By Rick Johnson, Applications Engineer for U.S. Boiler Company
As the condensing boiler market continues to grow, contractors are becoming more familiar with the requirement of primary/secondary piping. They are also starting to understand why and how p/s piping works. There is one reason… protecting the boiler! Condensing boilers have very low water content, which makes flow through the exchanger highly important.
Stainless steel and aluminum boilers are designed to handle low boiler return temperatures. Cast iron, on the other hand, is not well equipped to handle the same cold return water. Furthermore, over time, the resulting condensation will ruin the heat exchanger and flue piping.
I used to have my technicians come to me after an install of a cast iron oil boiler and say, “Look at this combustion test! I have my CO2 at 13 and my flue gas temperature is at 300 degrees!”
“That’s wonderful!” I would say, “now go back in the house and fix it. The numbers look great, but in time the boiler will fail, the flue pipe will rot, and the chimney will be damaged unless its lined.”
The root of the problem
How many times have we walked into a mechanical room and found the flue pipe rotten and brittle? The flue pipe is replaced but the root cause is never addressed. The root cause is condensation. The cast iron boiler is sitting in condensation mode for far too long. This type of boiler will take some time to show you an issue inside the heat exchanger, but the flue pipe deterioration is an early indication you have a problem. This needs to be addressed before the boiler gets compromised and turns into a very expensive replacement.
Let’s talk flow
To have the boiler operate within manufacturer specs, the flow through the boiler must be maintained at a certain flow rate. This rate is normally between 20º and 40º delta T (ΔT). Newer cast iron boilers have much less water in the boiler, and the volume of cold water being returned from the system could be detrimental if all the return water was to go through the boiler. Water at too low a flow will cause thermal stress points in the boiler or start flashing into steam, which will damage heat exchangers in very low water volume boilers. Low flow is not normally a problem with cast iron products, however, it can be more of a problem with other products due to very low water volume and improper attention to minimum flow standards set by the manufacturers. In primary/secondary piping systems, proper flow through the boiler can be controlled with correct circulator sizing. Sizing the circulator for the recommended flow is a must.

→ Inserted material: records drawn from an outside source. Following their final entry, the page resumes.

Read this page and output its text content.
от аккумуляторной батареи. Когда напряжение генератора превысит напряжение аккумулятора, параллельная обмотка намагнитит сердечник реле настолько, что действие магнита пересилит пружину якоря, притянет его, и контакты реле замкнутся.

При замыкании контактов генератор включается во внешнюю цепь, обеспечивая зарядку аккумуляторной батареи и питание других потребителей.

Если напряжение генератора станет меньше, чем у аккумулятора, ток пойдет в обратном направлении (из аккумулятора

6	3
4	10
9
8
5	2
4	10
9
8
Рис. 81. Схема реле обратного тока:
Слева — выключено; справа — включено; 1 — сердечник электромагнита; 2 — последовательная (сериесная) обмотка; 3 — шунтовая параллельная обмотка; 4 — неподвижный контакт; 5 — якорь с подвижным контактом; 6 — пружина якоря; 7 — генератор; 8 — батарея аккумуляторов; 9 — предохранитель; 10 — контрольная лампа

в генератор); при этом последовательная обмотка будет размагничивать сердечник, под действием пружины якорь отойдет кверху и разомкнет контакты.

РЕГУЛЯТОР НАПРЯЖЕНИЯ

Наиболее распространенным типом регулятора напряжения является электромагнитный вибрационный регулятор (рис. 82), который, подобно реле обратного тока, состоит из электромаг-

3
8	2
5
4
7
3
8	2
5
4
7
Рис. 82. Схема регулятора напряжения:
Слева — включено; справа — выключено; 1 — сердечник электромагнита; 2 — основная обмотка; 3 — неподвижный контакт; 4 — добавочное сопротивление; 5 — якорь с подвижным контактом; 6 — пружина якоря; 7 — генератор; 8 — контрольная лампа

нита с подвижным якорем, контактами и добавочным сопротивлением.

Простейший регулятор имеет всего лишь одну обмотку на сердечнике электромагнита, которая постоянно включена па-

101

To figure out flow, use the formula 1GPM=10,000BTU @ 20°ΔT. For example, if we have a 100k BTU output on the boiler and using the formula above and assuming we are using a 20°ΔT, then we should be sizing our circulator for 10GPM of flow. If we are looking at maximum and minimum flow, then we take the DOE output of the boiler (100k BTU) and divide by 10,000 (10GPM). That is the max flow. Minimum flow would be half that (5GPM) and at a 40°ΔT.
Does this really matter?
Now, with all this being said, you’re asking the question, “Does this really matter on a cast iron boiler?” The answer is unequivocally YES!

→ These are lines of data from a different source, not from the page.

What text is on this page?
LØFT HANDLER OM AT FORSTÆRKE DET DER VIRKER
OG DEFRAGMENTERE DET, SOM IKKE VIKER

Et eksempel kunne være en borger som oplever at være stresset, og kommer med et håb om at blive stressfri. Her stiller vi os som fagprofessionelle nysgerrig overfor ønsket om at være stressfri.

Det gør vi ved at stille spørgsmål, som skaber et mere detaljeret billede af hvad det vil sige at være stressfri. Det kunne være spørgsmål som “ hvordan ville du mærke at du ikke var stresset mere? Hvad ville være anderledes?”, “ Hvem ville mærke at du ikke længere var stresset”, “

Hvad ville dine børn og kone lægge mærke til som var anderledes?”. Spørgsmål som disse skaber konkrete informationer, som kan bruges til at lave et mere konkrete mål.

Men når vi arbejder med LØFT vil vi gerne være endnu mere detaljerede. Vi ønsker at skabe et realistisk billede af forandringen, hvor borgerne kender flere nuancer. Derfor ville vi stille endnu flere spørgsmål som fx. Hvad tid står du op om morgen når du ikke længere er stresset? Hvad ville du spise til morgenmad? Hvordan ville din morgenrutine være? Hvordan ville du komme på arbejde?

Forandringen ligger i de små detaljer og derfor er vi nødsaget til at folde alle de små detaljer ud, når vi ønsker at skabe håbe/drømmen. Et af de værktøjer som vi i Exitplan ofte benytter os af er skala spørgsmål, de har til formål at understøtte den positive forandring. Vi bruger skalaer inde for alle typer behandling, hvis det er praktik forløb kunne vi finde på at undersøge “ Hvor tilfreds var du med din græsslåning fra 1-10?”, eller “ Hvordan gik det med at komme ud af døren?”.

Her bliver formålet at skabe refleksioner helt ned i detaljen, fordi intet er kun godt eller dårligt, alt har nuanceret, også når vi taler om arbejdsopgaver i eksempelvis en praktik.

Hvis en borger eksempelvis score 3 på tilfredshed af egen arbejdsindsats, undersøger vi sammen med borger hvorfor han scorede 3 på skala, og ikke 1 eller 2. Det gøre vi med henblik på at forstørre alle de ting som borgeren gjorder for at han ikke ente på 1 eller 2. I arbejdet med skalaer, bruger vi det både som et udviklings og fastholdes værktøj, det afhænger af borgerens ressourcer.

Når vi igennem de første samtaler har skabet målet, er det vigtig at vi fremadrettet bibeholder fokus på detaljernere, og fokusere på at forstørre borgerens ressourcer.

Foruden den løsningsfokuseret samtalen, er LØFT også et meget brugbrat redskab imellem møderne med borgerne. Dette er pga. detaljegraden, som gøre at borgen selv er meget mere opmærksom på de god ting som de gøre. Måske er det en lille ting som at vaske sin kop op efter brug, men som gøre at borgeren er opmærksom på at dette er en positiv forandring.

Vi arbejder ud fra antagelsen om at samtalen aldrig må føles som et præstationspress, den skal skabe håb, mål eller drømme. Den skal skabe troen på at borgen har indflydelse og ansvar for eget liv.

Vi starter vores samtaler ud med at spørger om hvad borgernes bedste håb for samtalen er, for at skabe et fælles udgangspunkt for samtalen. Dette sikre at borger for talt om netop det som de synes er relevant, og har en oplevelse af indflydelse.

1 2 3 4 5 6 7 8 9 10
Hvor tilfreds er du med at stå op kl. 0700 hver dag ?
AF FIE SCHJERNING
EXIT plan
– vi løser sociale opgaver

Why? Well let’s get into this a little deeper. Let’s take the same 100k BTU boiler we were talking about in previous paragraphs and say it has three zones on this system. Then, let’s say each circulator comes on at the same time and each one of them can push up to 6GPM, but let’s use 4GPM for the example as this is more common. Three circulators pushing 4 GMP each is 12 GPM going through the return side of the boiler. This is too much flow for the boiler to handle at once and will push the boiler into a condensing mode for far too long. Sitting in condensing mode will do damage to the boiler, the flue piping and the chamber area of the boiler. As the condensate runs down the cast iron and saturates the chamber area, the integrity of the material used to make the chamber becomes compromised and can collapse into the burners. If you see this is happening, take a look at your ΔT. I would say it’s a good bet if it’s less than 10°.
We can help the boiler live a long life without the risk of thermal stresses, plus the flue pipe can be dry and have the lifespan it was designed to by piping the boiler primary/secondary and assuring proper minimum and maximum flow rates at the proper ΔT… all the while falling into the manufacturer’s specifications.
Primary/secondary piping…it’s not just for condensing or commercial cast iron boilers anymore!